Kritikan terhadap Shahih Bukhari
Kira-kira seabad setelah kitab Shahih Bukhari tersusun, muncullah segelintir ulama hadits yang mengkritik isi kitab tersebut. Diantaranya Al-Daaraqutni (wafat 385 H), Abu Ali Al-Ghassani (wafat 365 H), dan lain-lain. Kritikan para ulama ini (yang tertuju tidak lebih dari 100 hadits) dari sudut pandang ilmu-ilmu hadits, yang menurut mereka, terdapat juga di dalamnya (Shahih Bukhari) hadits yang dhoif.
Namun 3 abad setelah kritikan diatas, justru muncullah ulama hadits yang membela dan memnabtah kritikan ulama sebelumnya. Bahkan Ibnu Shalah (wafat 643 H) mengomentari kitab Shahih Bukhari sebagai afshah al-kutub ba'da Al-Qur'an (kitab yang paling shahih /otentik setelah Al-Qur'an). Pendapat ini juga didukung oleh ulama setelahnya, seperti Imam Nawawi (wafat 852 H), Ibnu Hajar (wafat 852 H) dan lain-lain yang akhirnya menjadi kesepakatan jumhur ulama Ahlus Sunnah.

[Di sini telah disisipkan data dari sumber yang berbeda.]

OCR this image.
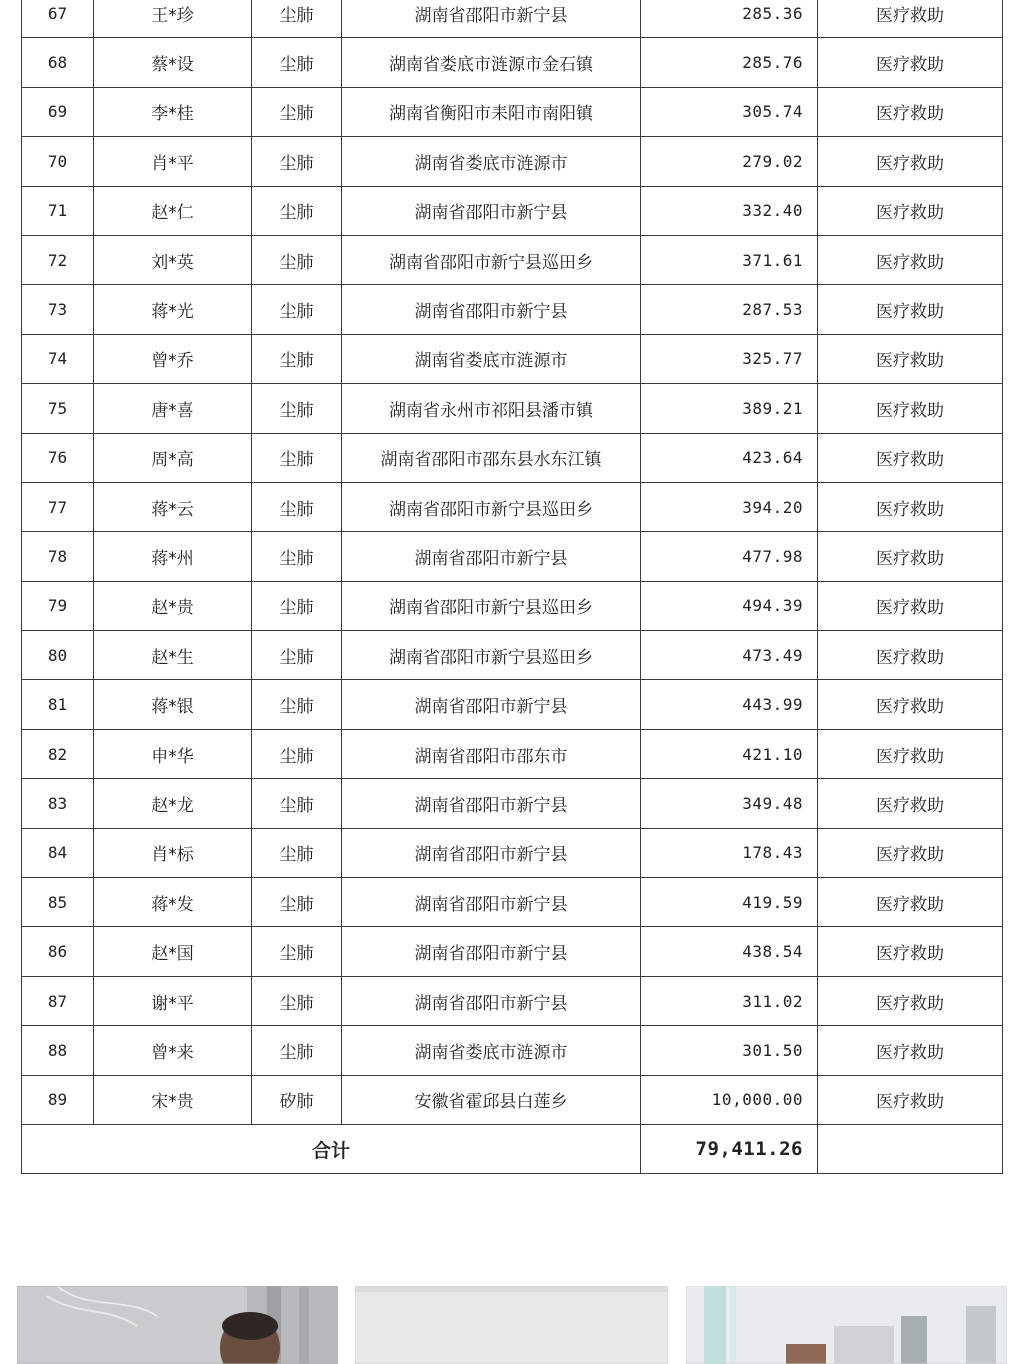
67	王*珍	尘肺	湖南省邵阳市新宁县	285.36	医疗救助
68	蔡*设	尘肺	湖南省娄底市涟源市金石镇	285.76	医疗救助
69	李*桂	尘肺	湖南省衡阳市耒阳市南阳镇	305.74	医疗救助
70	肖*平	尘肺	湖南省娄底市涟源市	279.02	医疗救助
71	赵*仁	尘肺	湖南省邵阳市新宁县	332.40	医疗救助
72	刘*英	尘肺	湖南省邵阳市新宁县巡田乡	371.61	医疗救助
73	蒋*光	尘肺	湖南省邵阳市新宁县	287.53	医疗救助
74	曾*乔	尘肺	湖南省娄底市涟源市	325.77	医疗救助
75	唐*喜	尘肺	湖南省永州市祁阳县潘市镇	389.21	医疗救助
76	周*高	尘肺	湖南省邵阳市邵东县水东江镇	423.64	医疗救助
77	蒋*云	尘肺	湖南省邵阳市新宁县巡田乡	394.20	医疗救助
78	蒋*州	尘肺	湖南省邵阳市新宁县	477.98	医疗救助
79	赵*贵	尘肺	湖南省邵阳市新宁县巡田乡	494.39	医疗救助
80	赵*生	尘肺	湖南省邵阳市新宁县巡田乡	473.49	医疗救助
81	蒋*银	尘肺	湖南省邵阳市新宁县	443.99	医疗救助
82	申*华	尘肺	湖南省邵阳市邵东市	421.10	医疗救助
83	赵*龙	尘肺	湖南省邵阳市新宁县	349.48	医疗救助
84	肖*标	尘肺	湖南省邵阳市新宁县	178.43	医疗救助
85	蒋*发	尘肺	湖南省邵阳市新宁县	419.59	医疗救助
86	赵*国	尘肺	湖南省邵阳市新宁县	438.54	医疗救助
87	谢*平	尘肺	湖南省邵阳市新宁县	311.02	医疗救助
88	曾*来	尘肺	湖南省娄底市涟源市	301.50	医疗救助
89	宋*贵	矽肺	安徽省霍邱县白莲乡	10,000.00	医疗救助
合计				79,411.26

Pada perkembangan selanjutnya, muncul bantahan atas kritik yang pernah ditujukan terhadap kitab Shahih Bukhari. Namun bersamaan dengan itu, muncul pula kritikan baru, baik dari para orientalis maupun umat Islam sendiri, seperti : Muhammad Al-Ghazali (bukan Imam Ghozali pengarang kitab Ihya, pen), Ahmad Amin, dan lain-lain.

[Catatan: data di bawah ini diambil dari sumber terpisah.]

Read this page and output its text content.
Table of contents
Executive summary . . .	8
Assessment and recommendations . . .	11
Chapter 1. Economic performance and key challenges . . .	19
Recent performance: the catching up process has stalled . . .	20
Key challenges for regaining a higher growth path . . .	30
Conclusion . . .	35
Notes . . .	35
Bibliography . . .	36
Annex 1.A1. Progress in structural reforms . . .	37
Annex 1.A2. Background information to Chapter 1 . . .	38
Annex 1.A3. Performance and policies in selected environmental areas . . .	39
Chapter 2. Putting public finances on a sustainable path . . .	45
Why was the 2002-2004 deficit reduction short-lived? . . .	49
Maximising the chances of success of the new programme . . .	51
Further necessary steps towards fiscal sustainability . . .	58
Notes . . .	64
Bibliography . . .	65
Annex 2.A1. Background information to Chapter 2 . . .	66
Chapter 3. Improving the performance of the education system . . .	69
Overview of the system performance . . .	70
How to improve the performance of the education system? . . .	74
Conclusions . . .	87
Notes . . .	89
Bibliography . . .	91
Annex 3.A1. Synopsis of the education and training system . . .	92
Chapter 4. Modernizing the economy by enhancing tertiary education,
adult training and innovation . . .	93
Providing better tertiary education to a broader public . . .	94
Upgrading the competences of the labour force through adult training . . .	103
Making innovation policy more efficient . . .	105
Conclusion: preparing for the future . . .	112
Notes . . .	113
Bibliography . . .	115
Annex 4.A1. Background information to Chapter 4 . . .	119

Yang perlu kita cermati, terdapat perbedaan yang cukup mendasar antara kritik ulama terdahulu dengan yang datang kemudian. Ulama terdahulu mengkritik dengan mengacu kepada ilmu-ilmu hadits, sedangkan pengkritik setelahnya dan terutama akhir-akhir ini, hanya berdasarkan logika atau juga akal mereka masing-amsing. Diakui ataupun tidak, baik secara langsung maupun tidak, sedikit banyak mereka terpengaruh dengan para orientalis atau pola pikir mereka.

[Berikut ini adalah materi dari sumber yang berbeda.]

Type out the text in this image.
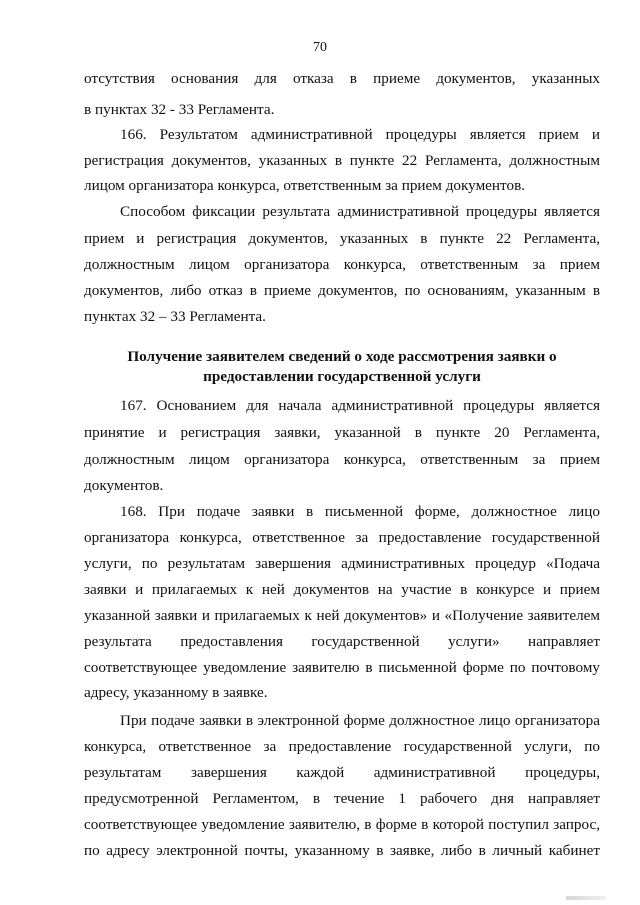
70
отсутствия основания для отказа в приеме документов, указанных
в пунктах 32 - 33 Регламента.
166. Результатом административной процедуры является прием и
регистрация документов, указанных в пункте 22 Регламента, должностным
лицом организатора конкурса, ответственным за прием документов.
Способом фиксации результата административной процедуры является
прием и регистрация документов, указанных в пункте 22 Регламента,
должностным лицом организатора конкурса, ответственным за прием
документов, либо отказ в приеме документов, по основаниям, указанным в
пунктах 32 – 33 Регламента.
Получение заявителем сведений о ходе рассмотрения заявки о
предоставлении государственной услуги
167. Основанием для начала административной процедуры является
принятие и регистрация заявки, указанной в пункте 20 Регламента,
должностным лицом организатора конкурса, ответственным за прием
документов.
168. При подаче заявки в письменной форме, должностное лицо
организатора конкурса, ответственное за предоставление государственной
услуги, по результатам завершения административных процедур «Подача
заявки и прилагаемых к ней документов на участие в конкурсе и прием
указанной заявки и прилагаемых к ней документов» и «Получение заявителем
результата предоставления государственной услуги» направляет
соответствующее уведомление заявителю в письменной форме по почтовому
адресу, указанному в заявке.
При подаче заявки в электронной форме должностное лицо организатора
конкурса, ответственное за предоставление государственной услуги, по
результатам завершения каждой административной процедуры,
предусмотренной Регламентом, в течение 1 рабочего дня направляет
соответствующее уведомление заявителю, в форме в которой поступил запрос,
по адресу электронной почты, указанному в заявке, либо в личный кабинет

Terhadap kritikan ulama terdahulu pun, yang mengkritik sesuai dengan ilmu-ilmu hadits, menurut penyelidikan ulama sesudahnya tidak terbukti. Karena mereka mengembalikan dan mencocokkan kembali terhadap hadits-hadits yang dikritik. Mereka berkesimpulan bahwa seluruh hadits yang terdapat di kitab Shahih Bukhari adalah semuanya shahih.
Dan satu hal lagi yang perlu kita ingat, kepopuleran Shahih Bukhari bukan muncul begitu saja dan sejak semula, tapi justru setelah mendapat kritik. Dengan kata lain, julukan yang akhirnya menjadi kesepakatan jumhur ulama hadits ini, lahir setelah mendapat pengujian dan pengujian lagi. Dan tentu saja setelah terbukti kritikan yang diarahkan kepadanya adalah tak berdasar, atau juga tidak tepat.
Dalam masalah ini, H. Ali Mustafa Yaqub didalam bukunya mengutip keterangan Imam Nawawi yang berkata :
"Kritikan Daaraqutni dan yang lainnya itu hanyalah berdasarkan kritikan-kritikan yang ditetapkan oleh sejumlah ahli hadits yang justru dinilai lemah sekali ditinjau dari ilmu hadits."